Tresigallo, carabinieri scoprono sodalizio criminale dedito a spaccio e rapine. Piano per sequestrare un noto commerciante

Spaccio di droga e poi rapine e furti attraverso una badante che lavorava presso famiglie ‘bene’ della città.

Sono solo alcuni degli illeciti commessi da un sodalizio criminale portato alla luce da indagini dei carabinieri del comando di Copparo.

L’operazione, denominata “Piazza 900”, perché Tresigallo è il simbolo dello stile architettonico del Novecento, è stata illustrata questa mattina nella caserma di Corso Giovecca. Puntava a creare una rete dello spaccio fra il territorio di Copparo e Tresigallo. Ma non solo.

La banda infatti si era specializzata anche in furti e rapine a danno di abitazioni di noti professionisti della città.

Il sodalizio criminale tuttavia è stato dall’ottobre dell’anno scorso indagato, pedinato, intercettato e poi portato alla luce dai carabinieri del comando di Copparo che all’alba ha eseguito un’operazione che ha portato all’arresto di cinque persone ritenute dallo stesso gip di alta pericolosità sociale. Tre di loro sono della famiglia Lomasto che da anni risiedeva a Tresigallo. Il padre Giuseppe, per un cumulo di pena, era già in carcere dallo scorso febbraio, mentre due dei suoi figli sono stati arrestati questa mattina all’alba.

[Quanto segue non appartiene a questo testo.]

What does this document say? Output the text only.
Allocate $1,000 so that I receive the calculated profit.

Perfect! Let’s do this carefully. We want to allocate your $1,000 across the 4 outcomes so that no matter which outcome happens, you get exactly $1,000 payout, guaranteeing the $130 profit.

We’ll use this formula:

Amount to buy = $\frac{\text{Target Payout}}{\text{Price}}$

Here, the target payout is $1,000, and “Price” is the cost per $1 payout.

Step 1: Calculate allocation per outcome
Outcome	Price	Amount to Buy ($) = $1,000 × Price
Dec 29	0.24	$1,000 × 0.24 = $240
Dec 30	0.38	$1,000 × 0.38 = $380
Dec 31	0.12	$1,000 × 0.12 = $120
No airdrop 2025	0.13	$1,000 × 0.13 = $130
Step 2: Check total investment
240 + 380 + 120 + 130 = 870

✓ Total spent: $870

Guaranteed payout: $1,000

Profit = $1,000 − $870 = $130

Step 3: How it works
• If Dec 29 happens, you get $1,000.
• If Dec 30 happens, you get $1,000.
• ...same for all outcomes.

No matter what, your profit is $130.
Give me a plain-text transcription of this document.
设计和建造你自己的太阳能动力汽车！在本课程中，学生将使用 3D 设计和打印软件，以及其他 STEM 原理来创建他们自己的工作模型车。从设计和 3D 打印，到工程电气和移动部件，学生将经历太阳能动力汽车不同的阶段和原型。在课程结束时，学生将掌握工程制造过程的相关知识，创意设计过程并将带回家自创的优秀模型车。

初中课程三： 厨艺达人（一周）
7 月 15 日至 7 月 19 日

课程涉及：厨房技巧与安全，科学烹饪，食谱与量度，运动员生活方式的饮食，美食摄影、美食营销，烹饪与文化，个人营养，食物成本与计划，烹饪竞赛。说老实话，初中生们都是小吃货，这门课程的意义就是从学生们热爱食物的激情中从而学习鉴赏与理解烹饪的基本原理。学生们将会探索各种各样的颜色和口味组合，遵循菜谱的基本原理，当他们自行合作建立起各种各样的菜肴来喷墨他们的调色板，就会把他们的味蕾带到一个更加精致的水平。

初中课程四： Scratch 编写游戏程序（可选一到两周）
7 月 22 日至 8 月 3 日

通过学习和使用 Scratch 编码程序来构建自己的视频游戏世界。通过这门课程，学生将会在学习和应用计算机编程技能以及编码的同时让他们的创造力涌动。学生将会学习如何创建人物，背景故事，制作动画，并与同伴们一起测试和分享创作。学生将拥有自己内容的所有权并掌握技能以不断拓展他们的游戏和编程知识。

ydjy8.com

Emanule Lomasto, di 20 anni, conosciuto a Tresigallo per essere anche componente della squadra di calcio del paese, ora si trova ai domiciliari perché incensurato, mentre il fratello, Francesco Lomasto, di 34 anni, già noto alle forze dell’ordine per essere un esperto di rapine, è stato arrestato a Napoli. I tre si rapportavano con una quarta persona che era il capo banda, oltre che il corriere della droga per il territorio. Si tratta di un altro napoletano, Maurzio Morra, 36 anni, di Napoli.

Oltre allo spaccio Morra, arrestato anche a lui a Napoli, dal sodalizio pretendeva anche che fossero eseguite rapine e furti. Per questo il gruppo aveva stretto rapporti con una donna ucraina, Halyna Yaichnyk, di 45 anni, che faceva la badante. Il suo modo di fare traeva spesso in inganno le famiglie per le quali lavorava. A lei infatti riponevano la massima fiducia ma la donna invece era colei che al sodalizio forniva le informazioni utili su dove commettere le rapine e i furti e su cosa rubare. Dal cellulare della donna infatti partivano anche fotografie che permettevano ai malviventi di capire esattamente cosa poteva essere sottratto dalle abitazioni prese di mira.

Il lavoro dei carabinieri inoltre ha permesso di impedire il piano di un sequestro di un noto commerciante di Tresigallo. Il sodalizio infatti aveva progettato per i giorni prima dello scorso Natale un sequestro dell’uomo al fine di avere un riscatto.
Dalle perquisizioni nell’abitazione dei Lomasto poi sono emersi due chili e mezzo di droga fra hashish e marijuana, 8mila euro, probabilmente il frutto dello spaccio e una pistola scacciacani. Arma che secondo i militari sarebbe stata usata nel corso di una rissa in un locale di Tresigallo lo scorso primo dicembre tanto che Francesco Lomasto è stato denuncaito anche per questo episodio.

Al sodalizio si aggiungono anche altre otto persone che avevano creato la rete di spaccio. Due di loro erano già finiti in carcere nei mesi scorsi.